Incendie au CRA d’Oissel, rendu inutilisable : un migrant jugé à Rouen pour avoir déclenché le feu ayant intoxiqué douze personnes. Deux ans de prison.

Incendie au centre de rétention d’Oissel : deux ans de prison ferme pour l’auteur des faits
Jugé vendredi 31 juillet 2026 par le tribunal correctionnel de Rouen, un migrant de 29 ans a été condamné à deux ans de prison ferme pour avoir déclenché un incendie au centre de rétention administrative (CRA) de Oissel. Les flammes, qui ont intoxiqué une douzaine de personnes, ont rendu les lieux totalement inutilisables.
Un incendie qui aurait pu tourner au drame
Le 28 juin 2026, vers 20h45, un feu se propage brutalement dans le CRA d’Oissel, provoquant une évacuation générale du site, relate Paris-Normandie. Une douzaine de personnes sont intoxiquées par les fumées, et plusieurs doivent être hospitalisées. Le bilan matériel est lourd : murs noircis, portes calcinées, plafonds et équipements détruits par la chaleur intense.
Les images de vidéosurveillance visionnées lors de l’audience montrent le prévenu allumer volontairement le feu, à deux endroits distincts d’un matelas. Autour de lui, plusieurs autres retenus sont visibles à l’écran : certains cherchent à masquer les caméras, d’autres tentent au contraire d’étouffer les flammes.
Des conditions de rétention au cœur des débats
Face au tribunal, le migrant reconnaît être à l’origine du départ de feu, tout en contestant en être le seul responsable.

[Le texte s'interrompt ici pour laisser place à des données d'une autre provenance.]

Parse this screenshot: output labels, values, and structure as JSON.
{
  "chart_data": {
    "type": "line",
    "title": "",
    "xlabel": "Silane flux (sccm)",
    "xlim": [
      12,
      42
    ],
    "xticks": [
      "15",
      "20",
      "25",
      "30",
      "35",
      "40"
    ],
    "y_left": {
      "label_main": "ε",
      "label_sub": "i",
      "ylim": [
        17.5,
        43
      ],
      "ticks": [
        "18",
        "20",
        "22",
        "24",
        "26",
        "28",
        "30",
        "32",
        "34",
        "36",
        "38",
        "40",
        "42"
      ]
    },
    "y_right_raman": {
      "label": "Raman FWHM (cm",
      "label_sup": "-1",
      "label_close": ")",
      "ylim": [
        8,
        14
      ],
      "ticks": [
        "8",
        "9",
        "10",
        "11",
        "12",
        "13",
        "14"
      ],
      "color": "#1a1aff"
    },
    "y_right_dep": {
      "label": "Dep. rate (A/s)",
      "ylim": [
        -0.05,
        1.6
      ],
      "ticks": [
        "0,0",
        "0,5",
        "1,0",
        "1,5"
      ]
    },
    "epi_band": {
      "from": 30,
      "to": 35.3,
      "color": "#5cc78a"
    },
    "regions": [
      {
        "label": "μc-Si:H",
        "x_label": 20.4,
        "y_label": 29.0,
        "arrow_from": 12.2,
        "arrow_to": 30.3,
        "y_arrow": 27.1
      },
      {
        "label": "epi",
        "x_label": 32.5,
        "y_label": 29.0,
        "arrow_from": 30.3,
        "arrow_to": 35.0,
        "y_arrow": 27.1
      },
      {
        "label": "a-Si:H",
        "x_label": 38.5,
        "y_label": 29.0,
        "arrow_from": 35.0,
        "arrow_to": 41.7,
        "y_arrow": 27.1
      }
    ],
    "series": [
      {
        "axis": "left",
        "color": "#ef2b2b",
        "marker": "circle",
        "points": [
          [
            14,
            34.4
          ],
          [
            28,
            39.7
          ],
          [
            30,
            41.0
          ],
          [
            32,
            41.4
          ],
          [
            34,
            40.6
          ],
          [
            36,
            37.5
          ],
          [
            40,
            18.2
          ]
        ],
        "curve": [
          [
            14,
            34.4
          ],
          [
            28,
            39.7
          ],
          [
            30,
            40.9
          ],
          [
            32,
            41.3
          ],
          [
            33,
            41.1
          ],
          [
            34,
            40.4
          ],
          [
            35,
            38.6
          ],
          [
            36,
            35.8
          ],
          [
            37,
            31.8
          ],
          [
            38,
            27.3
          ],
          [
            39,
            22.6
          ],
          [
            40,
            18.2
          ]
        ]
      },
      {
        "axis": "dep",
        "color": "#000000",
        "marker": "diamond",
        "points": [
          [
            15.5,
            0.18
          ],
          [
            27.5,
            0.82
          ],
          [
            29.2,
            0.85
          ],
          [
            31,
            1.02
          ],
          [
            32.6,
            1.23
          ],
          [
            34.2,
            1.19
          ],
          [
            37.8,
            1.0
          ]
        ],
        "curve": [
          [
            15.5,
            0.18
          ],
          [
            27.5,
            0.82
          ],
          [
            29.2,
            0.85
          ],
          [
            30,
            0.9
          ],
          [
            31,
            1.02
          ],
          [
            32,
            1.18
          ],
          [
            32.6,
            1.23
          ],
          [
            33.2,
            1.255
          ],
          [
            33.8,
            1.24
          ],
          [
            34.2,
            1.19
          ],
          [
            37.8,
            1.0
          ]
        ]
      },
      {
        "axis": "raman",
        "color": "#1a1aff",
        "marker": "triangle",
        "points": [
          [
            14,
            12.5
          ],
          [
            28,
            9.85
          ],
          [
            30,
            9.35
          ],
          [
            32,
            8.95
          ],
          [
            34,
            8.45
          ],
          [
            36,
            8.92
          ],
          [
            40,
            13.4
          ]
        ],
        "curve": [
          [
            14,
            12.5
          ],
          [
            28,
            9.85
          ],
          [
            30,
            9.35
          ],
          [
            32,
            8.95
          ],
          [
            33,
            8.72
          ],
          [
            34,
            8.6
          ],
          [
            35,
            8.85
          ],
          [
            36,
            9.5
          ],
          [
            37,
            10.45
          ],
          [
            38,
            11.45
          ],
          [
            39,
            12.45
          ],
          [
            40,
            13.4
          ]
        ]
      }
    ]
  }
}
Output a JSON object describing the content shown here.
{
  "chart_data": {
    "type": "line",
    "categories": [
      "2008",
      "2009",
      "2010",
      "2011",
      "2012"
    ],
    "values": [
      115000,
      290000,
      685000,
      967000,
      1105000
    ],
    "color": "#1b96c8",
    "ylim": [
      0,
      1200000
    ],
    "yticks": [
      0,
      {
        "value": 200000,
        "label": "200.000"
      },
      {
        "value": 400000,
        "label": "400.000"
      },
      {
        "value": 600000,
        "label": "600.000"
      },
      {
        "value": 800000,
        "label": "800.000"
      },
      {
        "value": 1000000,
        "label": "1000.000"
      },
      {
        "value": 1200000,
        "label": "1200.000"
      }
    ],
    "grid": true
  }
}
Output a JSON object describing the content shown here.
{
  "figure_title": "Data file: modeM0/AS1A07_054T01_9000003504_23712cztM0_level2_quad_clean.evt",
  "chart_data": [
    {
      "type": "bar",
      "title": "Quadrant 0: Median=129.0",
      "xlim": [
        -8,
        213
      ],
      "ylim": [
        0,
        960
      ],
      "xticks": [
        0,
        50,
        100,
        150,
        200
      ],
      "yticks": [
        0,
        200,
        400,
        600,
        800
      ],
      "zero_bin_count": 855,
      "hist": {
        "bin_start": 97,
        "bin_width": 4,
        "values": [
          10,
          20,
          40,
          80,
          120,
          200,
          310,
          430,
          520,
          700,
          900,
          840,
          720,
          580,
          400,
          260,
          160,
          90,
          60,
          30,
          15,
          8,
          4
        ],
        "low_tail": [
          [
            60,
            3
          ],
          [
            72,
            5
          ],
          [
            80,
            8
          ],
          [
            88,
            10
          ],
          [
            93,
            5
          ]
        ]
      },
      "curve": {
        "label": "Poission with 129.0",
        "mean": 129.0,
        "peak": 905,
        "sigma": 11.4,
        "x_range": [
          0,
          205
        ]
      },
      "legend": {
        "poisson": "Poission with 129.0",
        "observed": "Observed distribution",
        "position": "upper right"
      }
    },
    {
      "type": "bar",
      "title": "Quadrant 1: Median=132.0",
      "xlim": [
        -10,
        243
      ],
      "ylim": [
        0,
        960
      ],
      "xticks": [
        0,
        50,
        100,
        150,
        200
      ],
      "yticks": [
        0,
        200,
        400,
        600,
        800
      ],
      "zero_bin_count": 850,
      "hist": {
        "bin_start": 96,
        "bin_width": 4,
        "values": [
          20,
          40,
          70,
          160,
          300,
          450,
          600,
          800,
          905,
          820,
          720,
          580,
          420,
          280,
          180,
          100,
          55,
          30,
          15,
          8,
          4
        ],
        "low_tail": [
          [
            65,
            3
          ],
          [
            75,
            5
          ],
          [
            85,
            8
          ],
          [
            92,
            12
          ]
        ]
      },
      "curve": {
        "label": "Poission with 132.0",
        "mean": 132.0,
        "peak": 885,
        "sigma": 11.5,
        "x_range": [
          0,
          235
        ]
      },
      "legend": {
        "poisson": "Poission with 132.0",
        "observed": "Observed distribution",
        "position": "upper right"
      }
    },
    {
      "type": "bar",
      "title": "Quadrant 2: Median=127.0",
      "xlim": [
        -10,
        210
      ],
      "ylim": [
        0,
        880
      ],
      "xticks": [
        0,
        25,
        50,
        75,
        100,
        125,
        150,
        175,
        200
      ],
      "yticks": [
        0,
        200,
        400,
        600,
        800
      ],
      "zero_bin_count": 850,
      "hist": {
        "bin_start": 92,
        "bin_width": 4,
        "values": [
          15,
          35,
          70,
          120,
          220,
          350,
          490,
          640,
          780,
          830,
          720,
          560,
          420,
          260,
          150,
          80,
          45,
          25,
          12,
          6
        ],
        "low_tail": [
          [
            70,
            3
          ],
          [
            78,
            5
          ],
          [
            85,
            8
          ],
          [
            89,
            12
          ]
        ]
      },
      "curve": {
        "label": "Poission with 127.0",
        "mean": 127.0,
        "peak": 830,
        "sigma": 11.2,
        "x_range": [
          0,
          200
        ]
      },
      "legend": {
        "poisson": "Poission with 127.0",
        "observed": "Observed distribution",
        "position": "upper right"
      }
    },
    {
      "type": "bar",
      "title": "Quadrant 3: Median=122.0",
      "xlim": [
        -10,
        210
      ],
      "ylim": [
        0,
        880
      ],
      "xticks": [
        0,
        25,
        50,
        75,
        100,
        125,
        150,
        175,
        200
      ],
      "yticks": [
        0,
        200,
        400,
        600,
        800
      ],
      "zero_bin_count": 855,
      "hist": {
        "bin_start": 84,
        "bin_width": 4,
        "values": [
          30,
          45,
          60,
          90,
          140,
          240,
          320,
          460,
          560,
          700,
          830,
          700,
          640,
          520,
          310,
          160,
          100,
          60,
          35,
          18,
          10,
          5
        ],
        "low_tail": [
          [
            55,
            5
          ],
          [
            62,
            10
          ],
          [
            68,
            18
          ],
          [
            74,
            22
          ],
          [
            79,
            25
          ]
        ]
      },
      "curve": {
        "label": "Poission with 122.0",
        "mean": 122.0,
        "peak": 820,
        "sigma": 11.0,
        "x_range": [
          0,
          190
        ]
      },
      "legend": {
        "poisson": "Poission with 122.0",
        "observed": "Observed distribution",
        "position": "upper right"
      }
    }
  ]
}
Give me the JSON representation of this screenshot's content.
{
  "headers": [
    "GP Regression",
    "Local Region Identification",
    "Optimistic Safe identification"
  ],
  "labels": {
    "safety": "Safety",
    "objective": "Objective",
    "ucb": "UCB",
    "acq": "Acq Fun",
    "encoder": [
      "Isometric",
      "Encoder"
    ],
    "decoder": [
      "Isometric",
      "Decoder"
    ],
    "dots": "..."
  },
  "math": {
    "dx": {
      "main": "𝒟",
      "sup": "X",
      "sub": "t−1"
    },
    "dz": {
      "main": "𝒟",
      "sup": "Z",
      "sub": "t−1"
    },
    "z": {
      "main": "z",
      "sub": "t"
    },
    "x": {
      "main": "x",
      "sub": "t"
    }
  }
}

Il dénonce longuement ses conditions de détention, évoquant des restrictions d’accès à ses bagages et refusant d’être interrompu par le président de l’audience. Il affirme avoir agi en réaction à ce qu’il perçoit comme un traitement dégradant de la part du personnel.
Interrogé sur la gravité potentielle de son geste, il assure n’avoir jamais eu l’intention de mettre des vies en danger. La procureure adjointe rétorque que sa réaction était « complètement disproportionnée » et souligne que d’autres personnes retenues, privées de liberté, n’avaient aucun moyen d’échapper par elles-mêmes à l’incendie.
Un traumatisme durable pour les victimes
Parmi les parties civiles figure un homme réveillé en pleine nuit par une épaisse fumée noire, resté bloqué dans sa chambre en attendant l’intervention des secours. Son avocate décrit une scène « apocalyptique ». La victime souffre depuis de troubles respiratoires persistants.
Le profil du prévenu, condamné à huit reprises depuis son arrivée en France en 2020, inquiète également le personnel du centre, qui évoque un climat de tension permanente et le décrit comme instable et redouté par d’autres retenus.
La défense pointe l’état du centre
L’avocat du prévenu, Maître Loïc Le Lay, a tenté de replacer les faits dans un contexte plus large, évoquant un climat qu’il qualifie d’« insurrectionnel » au sein d’un centre jugé insalubre et sous-doté en effectifs policiers. Selon lui, ce manque de moyens aurait retardé l’intervention des agents dans la zone concernée, aggravant les conséquences de l’incendie. Il a demandé que l’État ne soit pas reconnu comme partie civile dans cette affaire.
Deux ans de prison ferme et une lourde facture
Le tribunal a suivi les réquisitions et déclaré l’homme coupable de dégradation par incendie en état de récidive, au préjudice de l’État. Il est condamné à 18 mois de prison ferme, assortis de la révocation de six mois de sursis, soit une peine totale de deux ans de prison ferme, exécutée immédiatement sous mandat de dépôt.
Son interdiction judiciaire du territoire français, prévue pour six ans, est maintenue. Le condamné devra également indemniser les victimes, ainsi que le SDIS 76 à hauteur de près de 11 972 euros. Il dispose de dix jours pour faire appel de cette décision.